Perubahan Perda ini, lanjut Amrullah, mengikuti arahan pemerintah pusat yang meminta penerapan single tarif PBB. Dalam skema lama (Perda No 1 Tahun 2024), tarif dikenakan secara bertingkat berdasarkan nilai NJOP, yaitu:

0,2% untuk NJOP ≤ Rp1 miliar

0,25% untuk NJOP > Rp1 miliar–Rp2 miliar

0,3% untuk NJOP > Rp2 miliar–Rp5 miliar

0,4% untuk NJOP > Rp5 miliar–Rp10 miliar

0,45% untuk NJOP > Rp10 miliar

Dalam perubahan Perda terbaru, tarif tunggal 0,45% diterapkan untuk lahan umum, namun lahan pangan dan ternak mendapat tarif lebih rendah yaitu 0,4%.

“Tarif 0,4 persen itu adalah bentuk keberpihakan daerah pada petani, lebih rendah dari lahan umum. Dan secara nilai, tidak ada kenaikan,” tambahnya.

Amrullah juga memberikan simulasi untuk menjawab keraguan publik. Ia menjelaskan bahwa selain penyesuaian tarif, pemerintah juga mengubah Nilai Jual Kena Pajak (NJKP) dari 100% menjadi 25%. Akibatnya, meskipun tarif naik secara nominal, nilai dasar pengenaan pajaknya justru diturunkan, sehingga hasil akhirnya tetap sama.

Contoh Simulasi:

Perda Lama (2024):
Luas lahan: 483 m² × NJOP Rp27.000 = Rp13.041.000
NJKP 100% → PBB: Rp13.041.000 × 0,1% = Rp13.041

Perda Baru (2025):
Luas lahan: 483 m² × NJOP Rp27.000 = Rp13.041.000
NJKP 25% → Rp3.260.250 × 0,4% = Rp13.041

“Ini yang tidak dipahami oleh sebagian masyarakat. Secara hitungan, PBB tidak naik. Justru mekanismenya disesuaikan agar adil dan tidak membingungkan,” ungkapnya.

Menurut Amrullah, langkah ini justru merupakan bentuk keberpihakan daerah kepada petani, dan penting untuk disampaikan sebagai edukasi publik agar tidak terjadi distorsi informasi.

“PBB tidak naik selama fungsinya tetap sebagai lahan pangan. Tapi kalau lahannya berubah fungsi, misalnya jadi perumahan atau usaha, maka tarif tentu akan mengikuti klasifikasinya,” tegasnya.

Ia mengimbau masyarakat tidak mudah terprovokasi oleh narasi yang belum berdasarkan data.

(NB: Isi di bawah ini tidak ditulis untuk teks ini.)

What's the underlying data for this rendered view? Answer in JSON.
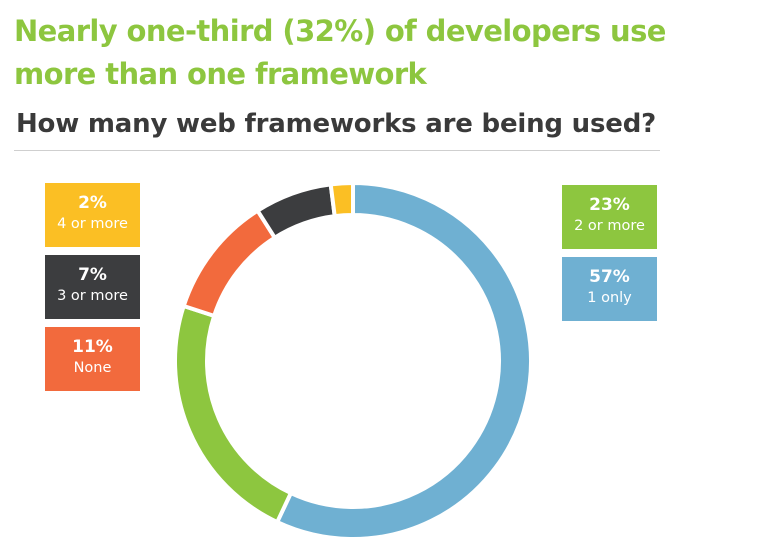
{
  "headline": "Nearly one-third (32%) of developers use more than one framework",
  "subtitle": {
    "bold": "How many web frameworks",
    "rest": "are being used?"
  },
  "chart_data": {
    "type": "pie",
    "donut": true,
    "title": "How many web frameworks are being used?",
    "slices": [
      {
        "label": "1 only",
        "value": 57,
        "display": "57%",
        "color": "#6fb0d2"
      },
      {
        "label": "2 or more",
        "value": 23,
        "display": "23%",
        "color": "#8dc63f"
      },
      {
        "label": "None",
        "value": 11,
        "display": "11%",
        "color": "#f26a3d"
      },
      {
        "label": "3 or more",
        "value": 7,
        "display": "7%",
        "color": "#3c3d3f"
      },
      {
        "label": "4 or more",
        "value": 2,
        "display": "2%",
        "color": "#fbbf24"
      }
    ]
  }
}
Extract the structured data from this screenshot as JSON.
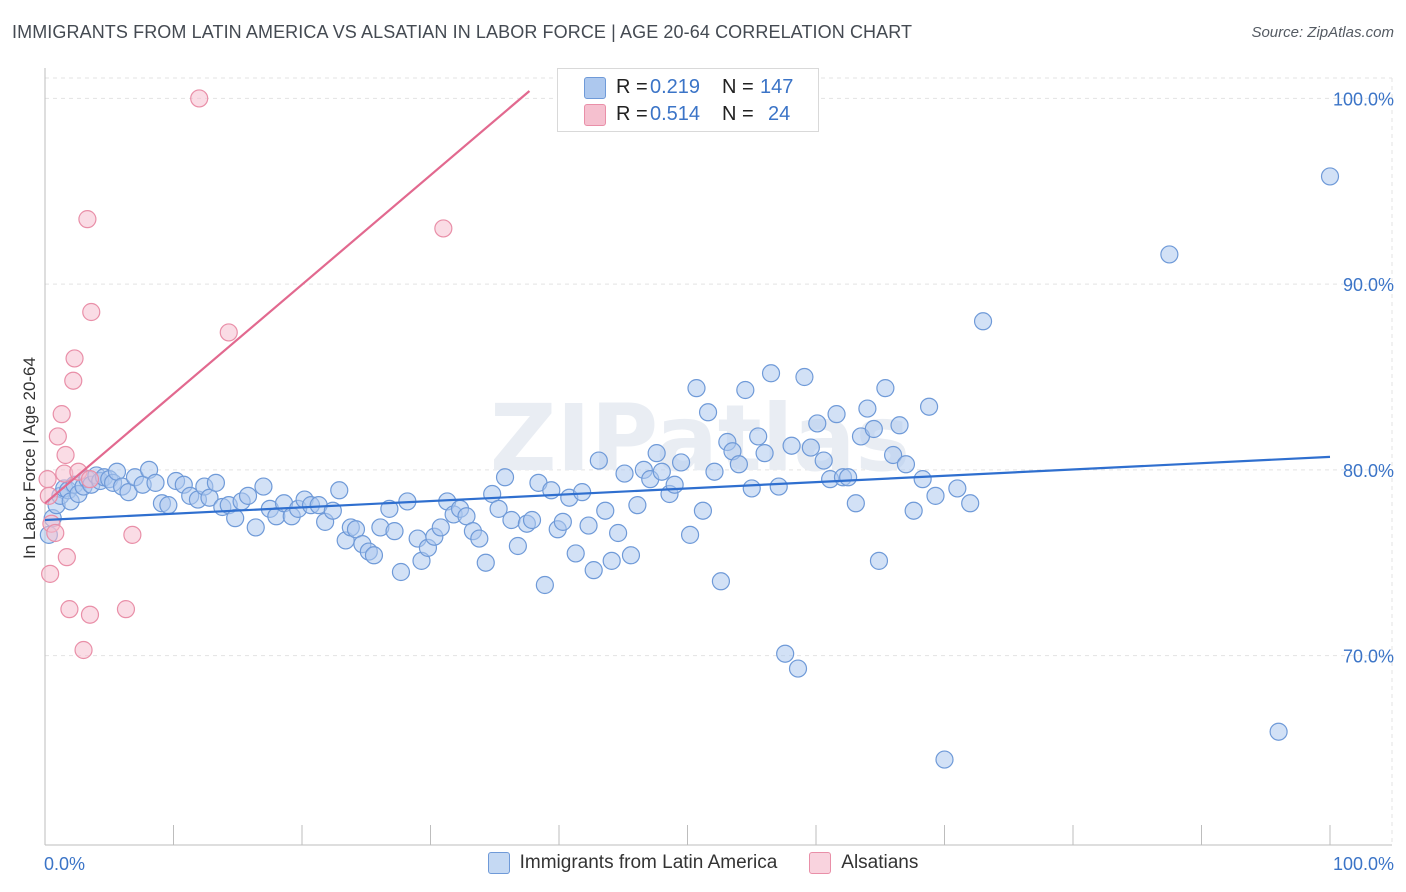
{
  "title": "IMMIGRANTS FROM LATIN AMERICA VS ALSATIAN IN LABOR FORCE | AGE 20-64 CORRELATION CHART",
  "source": "Source: ZipAtlas.com",
  "watermark": "ZIPatlas",
  "colors": {
    "blue_fill": "#adc8ee",
    "blue_stroke": "#6f9ad8",
    "blue_line": "#2f6fcf",
    "pink_fill": "#f5c0cf",
    "pink_stroke": "#e98fa8",
    "pink_line": "#e2698f",
    "axis_text": "#3b74c7",
    "grid": "#e3e3e3"
  },
  "stats": {
    "r_label": "R =",
    "n_label": "N =",
    "series1": {
      "r": "0.219",
      "n": "147"
    },
    "series2": {
      "r": "0.514",
      "n": "24"
    }
  },
  "chart_data": {
    "type": "scatter",
    "title": "IMMIGRANTS FROM LATIN AMERICA VS ALSATIAN IN LABOR FORCE | AGE 20-64 CORRELATION CHART",
    "xlabel": "",
    "ylabel": "In Labor Force | Age 20-64",
    "xlim": [
      0,
      100
    ],
    "ylim": [
      59.8,
      101.1
    ],
    "x_tick_labels": [
      "0.0%",
      "100.0%"
    ],
    "y_ticks": [
      70,
      80,
      90,
      100
    ],
    "y_tick_labels": [
      "70.0%",
      "80.0%",
      "90.0%",
      "100.0%"
    ],
    "legend_position": "bottom",
    "series": [
      {
        "name": "Immigrants from Latin America",
        "color": "blue",
        "r": 0.219,
        "n": 147,
        "trend": {
          "x": [
            0,
            100
          ],
          "y": [
            77.3,
            80.7
          ]
        },
        "points": [
          [
            0.3,
            76.5
          ],
          [
            0.6,
            77.4
          ],
          [
            0.9,
            78.1
          ],
          [
            1.2,
            78.6
          ],
          [
            1.5,
            79.0
          ],
          [
            1.8,
            78.9
          ],
          [
            2.0,
            78.3
          ],
          [
            2.3,
            79.2
          ],
          [
            2.6,
            78.7
          ],
          [
            3.0,
            79.1
          ],
          [
            3.3,
            79.5
          ],
          [
            3.6,
            79.2
          ],
          [
            4.0,
            79.7
          ],
          [
            4.3,
            79.4
          ],
          [
            4.6,
            79.6
          ],
          [
            5.0,
            79.5
          ],
          [
            5.3,
            79.3
          ],
          [
            5.6,
            79.9
          ],
          [
            6.0,
            79.1
          ],
          [
            6.5,
            78.8
          ],
          [
            7.0,
            79.6
          ],
          [
            7.6,
            79.2
          ],
          [
            8.1,
            80.0
          ],
          [
            8.6,
            79.3
          ],
          [
            9.1,
            78.2
          ],
          [
            9.6,
            78.1
          ],
          [
            10.2,
            79.4
          ],
          [
            10.8,
            79.2
          ],
          [
            11.3,
            78.6
          ],
          [
            11.9,
            78.4
          ],
          [
            12.4,
            79.1
          ],
          [
            12.8,
            78.5
          ],
          [
            13.3,
            79.3
          ],
          [
            13.8,
            78.0
          ],
          [
            14.3,
            78.1
          ],
          [
            14.8,
            77.4
          ],
          [
            15.3,
            78.3
          ],
          [
            15.8,
            78.6
          ],
          [
            16.4,
            76.9
          ],
          [
            17.0,
            79.1
          ],
          [
            17.5,
            77.9
          ],
          [
            18.0,
            77.5
          ],
          [
            18.6,
            78.2
          ],
          [
            19.2,
            77.5
          ],
          [
            19.7,
            77.9
          ],
          [
            20.2,
            78.4
          ],
          [
            20.7,
            78.1
          ],
          [
            21.3,
            78.1
          ],
          [
            21.8,
            77.2
          ],
          [
            22.4,
            77.8
          ],
          [
            22.9,
            78.9
          ],
          [
            23.4,
            76.2
          ],
          [
            23.8,
            76.9
          ],
          [
            24.2,
            76.8
          ],
          [
            24.7,
            76.0
          ],
          [
            25.2,
            75.6
          ],
          [
            25.6,
            75.4
          ],
          [
            26.1,
            76.9
          ],
          [
            26.8,
            77.9
          ],
          [
            27.2,
            76.7
          ],
          [
            27.7,
            74.5
          ],
          [
            28.2,
            78.3
          ],
          [
            29.0,
            76.3
          ],
          [
            29.3,
            75.1
          ],
          [
            29.8,
            75.8
          ],
          [
            30.3,
            76.4
          ],
          [
            30.8,
            76.9
          ],
          [
            31.3,
            78.3
          ],
          [
            31.8,
            77.6
          ],
          [
            32.3,
            77.9
          ],
          [
            32.8,
            77.5
          ],
          [
            33.3,
            76.7
          ],
          [
            33.8,
            76.3
          ],
          [
            34.3,
            75.0
          ],
          [
            34.8,
            78.7
          ],
          [
            35.3,
            77.9
          ],
          [
            35.8,
            79.6
          ],
          [
            36.3,
            77.3
          ],
          [
            36.8,
            75.9
          ],
          [
            37.5,
            77.1
          ],
          [
            37.9,
            77.3
          ],
          [
            38.4,
            79.3
          ],
          [
            38.9,
            73.8
          ],
          [
            39.4,
            78.9
          ],
          [
            39.9,
            76.8
          ],
          [
            40.3,
            77.2
          ],
          [
            40.8,
            78.5
          ],
          [
            41.3,
            75.5
          ],
          [
            41.8,
            78.8
          ],
          [
            42.3,
            77.0
          ],
          [
            42.7,
            74.6
          ],
          [
            43.1,
            80.5
          ],
          [
            43.6,
            77.8
          ],
          [
            44.1,
            75.1
          ],
          [
            44.6,
            76.6
          ],
          [
            45.1,
            79.8
          ],
          [
            45.6,
            75.4
          ],
          [
            46.1,
            78.1
          ],
          [
            46.6,
            80.0
          ],
          [
            47.1,
            79.5
          ],
          [
            47.6,
            80.9
          ],
          [
            48.0,
            79.9
          ],
          [
            48.6,
            78.7
          ],
          [
            49.0,
            79.2
          ],
          [
            49.5,
            80.4
          ],
          [
            50.2,
            76.5
          ],
          [
            50.7,
            84.4
          ],
          [
            51.2,
            77.8
          ],
          [
            51.6,
            83.1
          ],
          [
            52.1,
            79.9
          ],
          [
            52.6,
            74.0
          ],
          [
            53.1,
            81.5
          ],
          [
            53.5,
            81.0
          ],
          [
            54.0,
            80.3
          ],
          [
            54.5,
            84.3
          ],
          [
            55.0,
            79.0
          ],
          [
            55.5,
            81.8
          ],
          [
            56.0,
            80.9
          ],
          [
            56.5,
            85.2
          ],
          [
            57.1,
            79.1
          ],
          [
            57.6,
            70.1
          ],
          [
            58.1,
            81.3
          ],
          [
            58.6,
            69.3
          ],
          [
            59.1,
            85.0
          ],
          [
            59.6,
            81.2
          ],
          [
            60.1,
            82.5
          ],
          [
            60.6,
            80.5
          ],
          [
            61.1,
            79.5
          ],
          [
            61.6,
            83.0
          ],
          [
            62.1,
            79.6
          ],
          [
            62.5,
            79.6
          ],
          [
            63.1,
            78.2
          ],
          [
            63.5,
            81.8
          ],
          [
            64.0,
            83.3
          ],
          [
            64.5,
            82.2
          ],
          [
            64.9,
            75.1
          ],
          [
            65.4,
            84.4
          ],
          [
            66.0,
            80.8
          ],
          [
            66.5,
            82.4
          ],
          [
            67.0,
            80.3
          ],
          [
            67.6,
            77.8
          ],
          [
            68.3,
            79.5
          ],
          [
            68.8,
            83.4
          ],
          [
            69.3,
            78.6
          ],
          [
            70.0,
            64.4
          ],
          [
            71.0,
            79.0
          ],
          [
            72.0,
            78.2
          ],
          [
            73.0,
            88.0
          ],
          [
            87.5,
            91.6
          ],
          [
            96.0,
            65.9
          ],
          [
            100.0,
            95.8
          ]
        ]
      },
      {
        "name": "Alsatians",
        "color": "pink",
        "r": 0.514,
        "n": 24,
        "trend": {
          "x": [
            0,
            37.7
          ],
          "y": [
            78.2,
            100.4
          ]
        },
        "points": [
          [
            0.2,
            79.5
          ],
          [
            0.3,
            78.6
          ],
          [
            0.4,
            74.4
          ],
          [
            0.5,
            77.1
          ],
          [
            0.8,
            76.6
          ],
          [
            1.0,
            81.8
          ],
          [
            1.3,
            83.0
          ],
          [
            1.5,
            79.8
          ],
          [
            1.6,
            80.8
          ],
          [
            1.7,
            75.3
          ],
          [
            1.9,
            72.5
          ],
          [
            2.2,
            84.8
          ],
          [
            2.3,
            86.0
          ],
          [
            2.6,
            79.9
          ],
          [
            3.0,
            70.3
          ],
          [
            3.3,
            93.5
          ],
          [
            3.5,
            79.5
          ],
          [
            3.5,
            72.2
          ],
          [
            3.6,
            88.5
          ],
          [
            6.3,
            72.5
          ],
          [
            6.8,
            76.5
          ],
          [
            12.0,
            100.0
          ],
          [
            14.3,
            87.4
          ],
          [
            31.0,
            93.0
          ]
        ]
      }
    ]
  },
  "legend": {
    "item1_label": "Immigrants from Latin America",
    "item2_label": "Alsatians"
  }
}
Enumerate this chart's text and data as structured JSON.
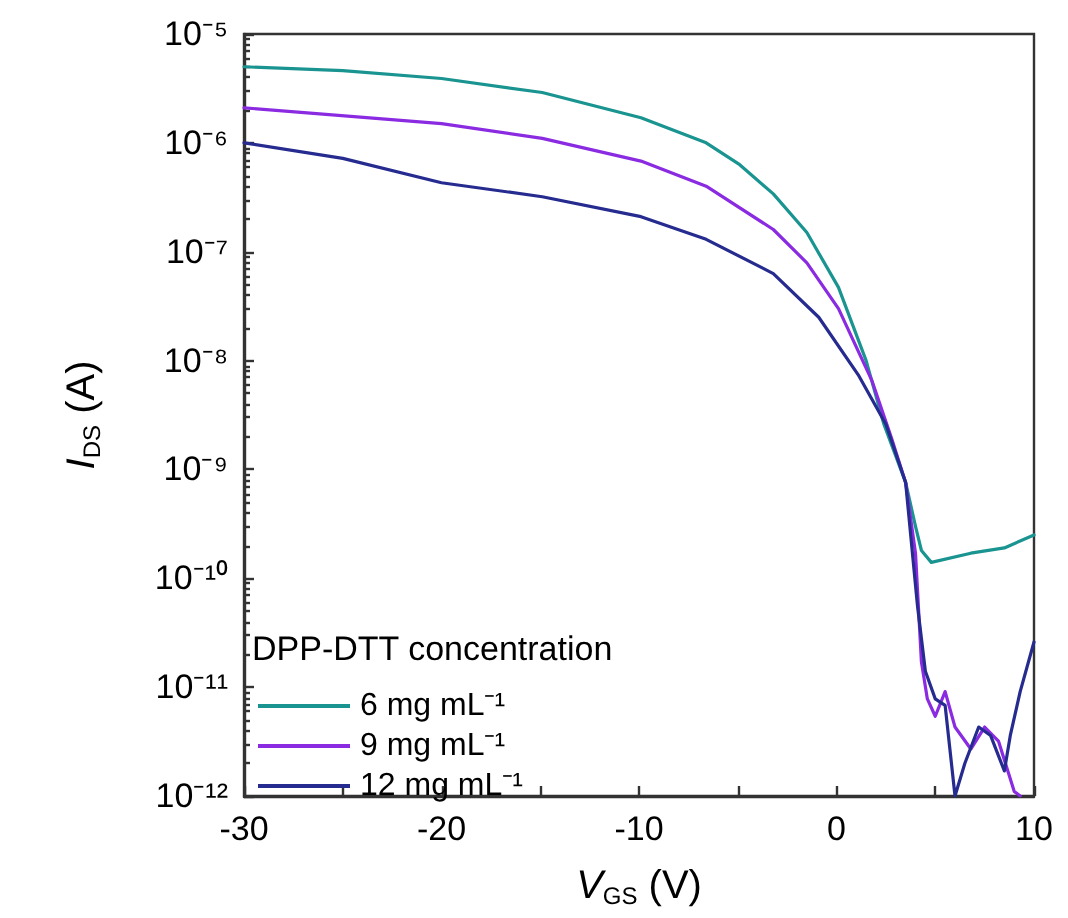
{
  "chart_data": {
    "type": "line",
    "xlabel": "V$_{GS}$ (V)",
    "ylabel": "I$_{DS}$ (A)",
    "legend_title": "DPP-DTT concentration",
    "legend": "bottom left",
    "log": "y",
    "grid": false,
    "marker": "none",
    "line_style": "solid",
    "xlim": [
      -30,
      10
    ],
    "xticks": [
      -30,
      {
        "value": -25,
        "label": null
      },
      -20,
      {
        "value": -15,
        "label": null
      },
      -10,
      {
        "value": -5,
        "label": null
      },
      0,
      {
        "value": 5,
        "label": null
      },
      10
    ],
    "ylim": [
      1e-12,
      1e-05
    ],
    "yticks": [
      {
        "value": 1e-12,
        "label": "10⁻¹²"
      },
      {
        "value": 1e-11,
        "label": "10⁻¹¹"
      },
      {
        "value": 1e-10,
        "label": "10⁻¹⁰"
      },
      {
        "value": 1e-09,
        "label": "10⁻⁹"
      },
      {
        "value": 1e-08,
        "label": "10⁻⁸"
      },
      {
        "value": 1e-07,
        "label": "10⁻⁷"
      },
      {
        "value": 1e-06,
        "label": "10⁻⁶"
      },
      {
        "value": 1e-05,
        "label": "10⁻⁵"
      }
    ],
    "series": [
      {
        "name": "6 mg mL⁻¹",
        "color": "#1a9490",
        "x": [
          -30,
          -25,
          -20,
          -14.9,
          -9.9,
          -6.6,
          -4.9,
          -3.2,
          -1.5,
          0.1,
          1.5,
          2.4,
          3.5,
          4.0,
          4.3,
          4.8,
          6.8,
          8.5,
          10
        ],
        "values": [
          5e-06,
          4.6e-06,
          3.9e-06,
          2.9e-06,
          1.7e-06,
          1e-06,
          6.3e-07,
          3.4e-07,
          1.5e-07,
          4.7e-08,
          1e-08,
          2.6e-09,
          7.6e-10,
          3e-10,
          1.8e-10,
          1.4e-10,
          1.7e-10,
          1.9e-10,
          2.5e-10
        ]
      },
      {
        "name": "9 mg mL⁻¹",
        "color": "#8a2be2",
        "x": [
          -30,
          -20,
          -14.9,
          -9.9,
          -6.6,
          -3.2,
          -1.5,
          0.1,
          1.8,
          2.8,
          3.5,
          4.0,
          4.3,
          4.6,
          5.0,
          5.5,
          6.0,
          6.8,
          7.5,
          8.2,
          9.0,
          9.3
        ],
        "values": [
          2.1e-06,
          1.5e-06,
          1.1e-06,
          6.8e-07,
          4e-07,
          1.6e-07,
          7.9e-08,
          3e-08,
          6.5e-09,
          1.9e-09,
          7.6e-10,
          1.7e-10,
          1.7e-11,
          7.8e-12,
          5.4e-12,
          9.1e-12,
          4.3e-12,
          2.7e-12,
          4.3e-12,
          3.2e-12,
          1.1e-12,
          1e-12
        ]
      },
      {
        "name": "12 mg mL⁻¹",
        "color": "#262b8f",
        "x": [
          -30,
          -25,
          -20,
          -14.9,
          -9.9,
          -6.6,
          -3.2,
          -0.9,
          1.1,
          2.5,
          3.5,
          4.1,
          4.5,
          5.0,
          5.5,
          6.0,
          6.5,
          7.2,
          7.8,
          8.5,
          8.8,
          9.3,
          10
        ],
        "values": [
          1e-06,
          7.2e-07,
          4.3e-07,
          3.2e-07,
          2.1e-07,
          1.3e-07,
          6.3e-08,
          2.5e-08,
          7.4e-09,
          2.6e-09,
          7.6e-10,
          5.6e-11,
          1.4e-11,
          7.8e-12,
          6.8e-12,
          1e-12,
          2e-12,
          4.3e-12,
          3.6e-12,
          1.7e-12,
          3.6e-12,
          9.1e-12,
          2.6e-11
        ]
      }
    ]
  }
}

Pemkab juga membuka layanan konsultasi di Bapenda bagi masyarakat yang ingin memahami rincian perubahan Perda lebih lanjut.

Perubahan Perda ini merupakan bagian dari penyesuaian regulasi nasional dan langkah konsolidasi fiskal daerah. Pengawasan publik tetap penting, namun pemahaman utuh terhadap substansi aturan juga dibutuhkan agar diskursus publik tetap sehat dan konstruktif.